Kaine Baldwin’s transition to defence holds plenty of potential for the Bombers in 2024.

The 21-year-old found his feet throughout the 2023 season in a previously unexplored role as a key back, pairing superb VFL form with impressive stints when called upon at AFL level.

Baldwin’s strong hands and one-on-one ability were prominent in the club’s tight victories over Richmond in Dreamtime at the ‘G and the round 22 clash with North Melbourne, averaging six marks per game across his three full appearances for the season.

Heading into his third pre-season with the Bombers, Baldwin is enticed by the prospect of building on his defensive craft, but remains open to contribute in any role asked of him.


“It’s exciting for me to get a nice 12-week block moving into our pre-season matches with training down back and exploring a few different roles. We’ve built a lot of depth defensively and created big competition for spots, which is always great from a team perspective,” Baldwin said.

“With a season (down back) under my belt, it’s been great. I feel really confident there now.

“I’m really keen to keep exploring that this year, but at the same time I’m open to moving where the coaches see fit and wherever there’s a spot available, I’m always keen to put my hand up for it.”

Baldwin’s journey to the AFL has been far from straightforward.

Consecutive ACL tears in 2019 and 2020 saw the highly-touted junior miss the national draft, but since landing at the Bombers as an SSP selection in 2021, Baldwin’s gradually rebuilt his base to endure the rigours of full seasons.

Aware that his growth would look different to some of his teammates, Baldwin believes he is now in the best shape of his career to date, attributed to strong training blocks and the mentorship of Development Coach Michael Hurley.


“I feel every year I’ve come back to pre-season has been 10 times better than the one before,” Baldwin said.

“It was always going to be a slow build for me in terms of getting my speed and agility bursts back after the injuries I suffered three years ago, and I’m hoping there’s still more to come in terms of that improvement, but this is definitely the best I’ve felt by a long shot.

“‘Hurls’ (Hurley) and I have got a really strong relationship and I’ve leant on him for a lot in terms of my footy, my development plan, and structuring my improvement. He’s a great mentor and a great friend.

“Hopefully I can continue that uninterrupted run in the next few months and try to lock down a spot moving forward.”

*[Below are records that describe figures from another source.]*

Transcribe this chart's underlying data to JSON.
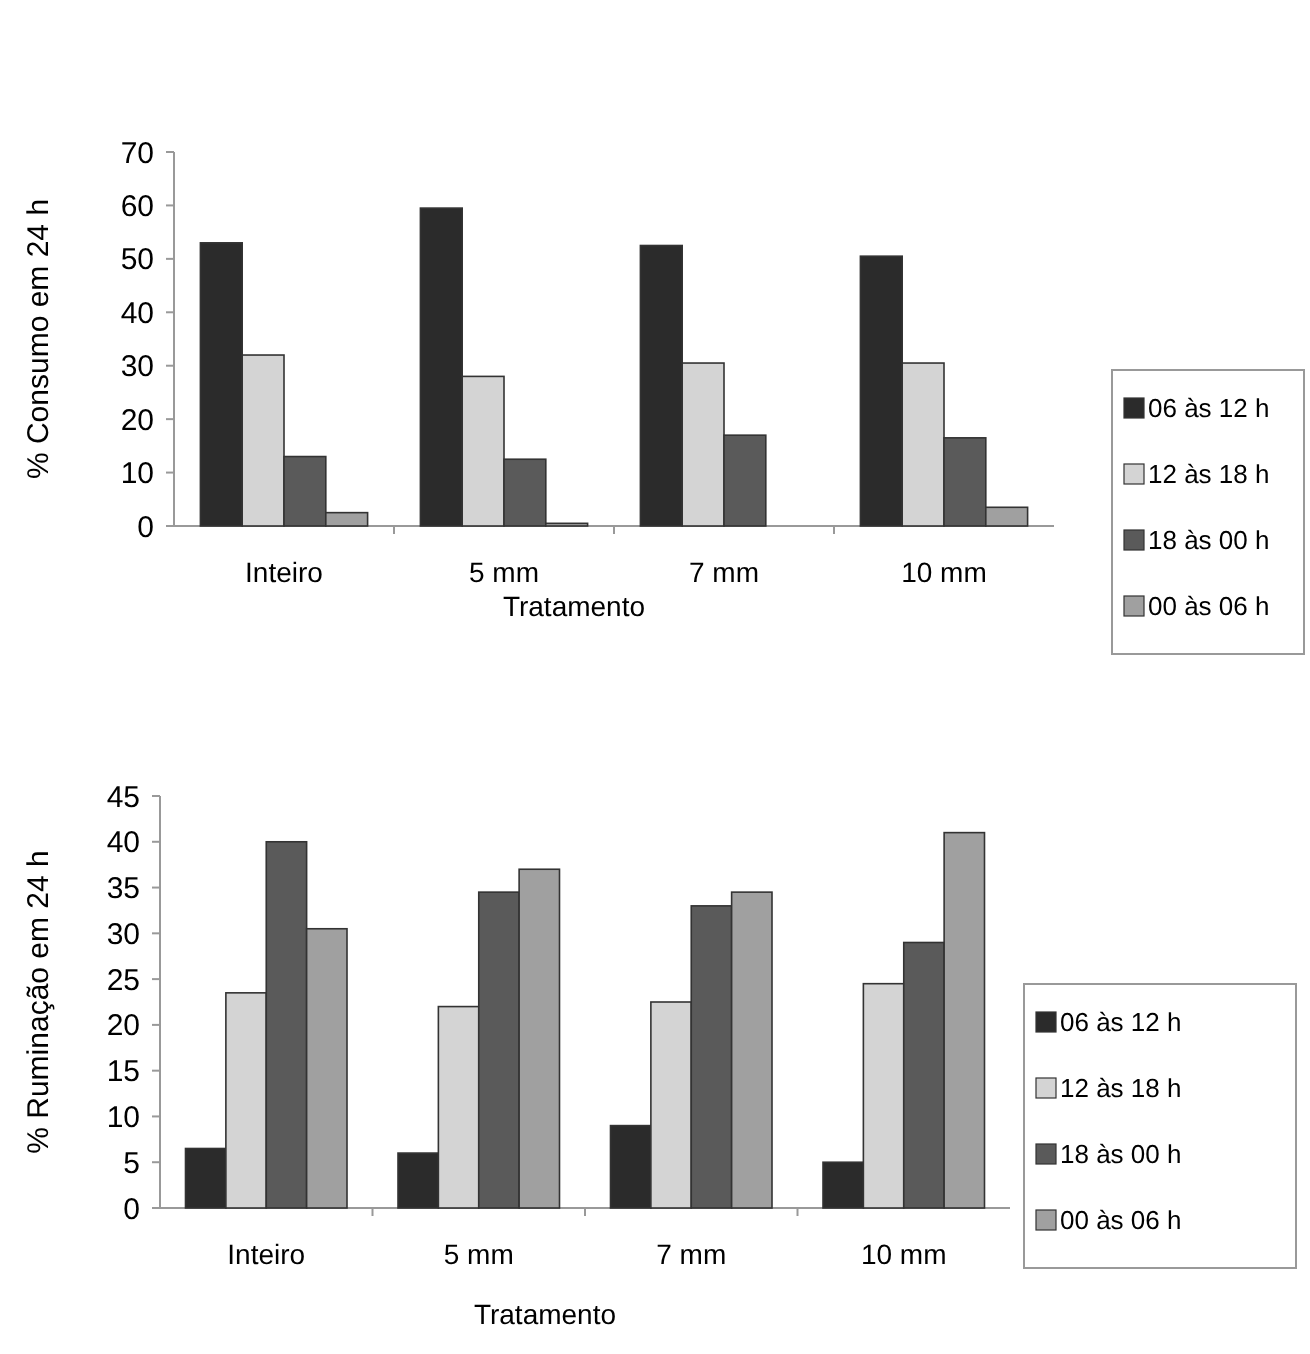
{
  "chart_data": [
    {
      "type": "bar",
      "ylabel": "% Consumo em 24 h",
      "xlabel": "Tratamento",
      "categories": [
        "Inteiro",
        "5 mm",
        "7 mm",
        "10 mm"
      ],
      "ylim": [
        0,
        70
      ],
      "yticks": [
        0,
        10,
        20,
        30,
        40,
        50,
        60,
        70
      ],
      "legend": "right",
      "series": [
        {
          "name": "06 às 12 h",
          "color": "#2b2b2b",
          "values": [
            53,
            59.5,
            52.5,
            50.5
          ]
        },
        {
          "name": "12 às 18 h",
          "color": "#d4d4d4",
          "values": [
            32,
            28,
            30.5,
            30.5
          ]
        },
        {
          "name": "18 às 00 h",
          "color": "#5a5a5a",
          "values": [
            13,
            12.5,
            17,
            16.5
          ]
        },
        {
          "name": "00 às 06 h",
          "color": "#a0a0a0",
          "values": [
            2.5,
            0.5,
            0,
            3.5
          ]
        }
      ]
    },
    {
      "type": "bar",
      "ylabel": "% Ruminação em 24 h",
      "xlabel": "Tratamento",
      "categories": [
        "Inteiro",
        "5 mm",
        "7 mm",
        "10 mm"
      ],
      "ylim": [
        0,
        45
      ],
      "yticks": [
        0,
        5,
        10,
        15,
        20,
        25,
        30,
        35,
        40,
        45
      ],
      "legend": "right",
      "series": [
        {
          "name": "06 às 12 h",
          "color": "#2b2b2b",
          "values": [
            6.5,
            6,
            9,
            5
          ]
        },
        {
          "name": "12 às 18 h",
          "color": "#d4d4d4",
          "values": [
            23.5,
            22,
            22.5,
            24.5
          ]
        },
        {
          "name": "18 às 00 h",
          "color": "#5a5a5a",
          "values": [
            40,
            34.5,
            33,
            29
          ]
        },
        {
          "name": "00 às 06 h",
          "color": "#a0a0a0",
          "values": [
            30.5,
            37,
            34.5,
            41
          ]
        }
      ]
    }
  ]
}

Spending time on a player-driven training camp to Arizona in the off-season was another building block for Baldwin ahead of the new season, again honing in on his pace and repeat efforts.

The mix of players who trained both at home and abroad have looked to hit the ground running during the pre-Christmas block, and the results have already been visible.

“My goal individually (in Arizona) was to really focus on improving my speed and agility. The facility over there trains a lot of speed-dominant NFL athletes, so we worked with track coaches that held a lot of expertise in that field,” Baldwin said.

“Our days were structured quite similarly to an AFL pre-season in terms of morning trackwork and afternoon gym sessions, but we spent a lot of our track time on repeat speed efforts and short, hard running, which the boys have taken a lot back from.

“The way the boys handled the different loading was an exciting outcome and we saw that with a lot of guys cracking their PB’s in the two-kilometre time trial, even though our training was more speed-based than aerobic-heavy.

“I spent a lot of time working with Andy McGrath and Kyle Langford, who are just professionals in their preparation. Those two have really been leading the way, and you can see guys like Archie Perkins and Jye Menzie have come back looking stronger.”

Upon returning to the NEC Hangar, Baldwin and the squad have been presented with the arrivals of eight new recruits, a solid blend of draft talent and free agent/trade acquisitions.

The exciting combination of new players and a clear club focus on strengthening the football department with increased coaching resources hasn’t been lost on Baldwin and the wider group.

“Everyone’s excited about the prospect of what the year can hold. The new guys have all been very bubbly and energetic, and the draftees haven’t been nearly as introverted as you’d expect for first-year players,” Baldwin said.

“Seeing guys like Nate Caddy come in for craft drills and cracking in, throwing his body around gives the group a lift. Obviously experienced players like Todd Goldstein and Ben McKay will be great additions as well, so there’s going to be a lot of people to keep learning from.

“Last year we saw a big improvement in the number of development coaches and staff, and again this year it’s gone up another level with guys like David Rath and Ben Robbins coming in, who will be a really important resource for me in the mental skills space.

“I can’t wait to delve into the resources we’ll have available this season.”

For Baldwin, the club’s bigger picture is beginning to take shape.

“We’ve had a frustrating few years, but we’re well-placed to have strong times ahead with this younger core and the structure we’ve implemented,” Baldwin said.

“The veterans and free agents who have joined can see this group building a promising place to come and play, and there’s reason to be excited by that.”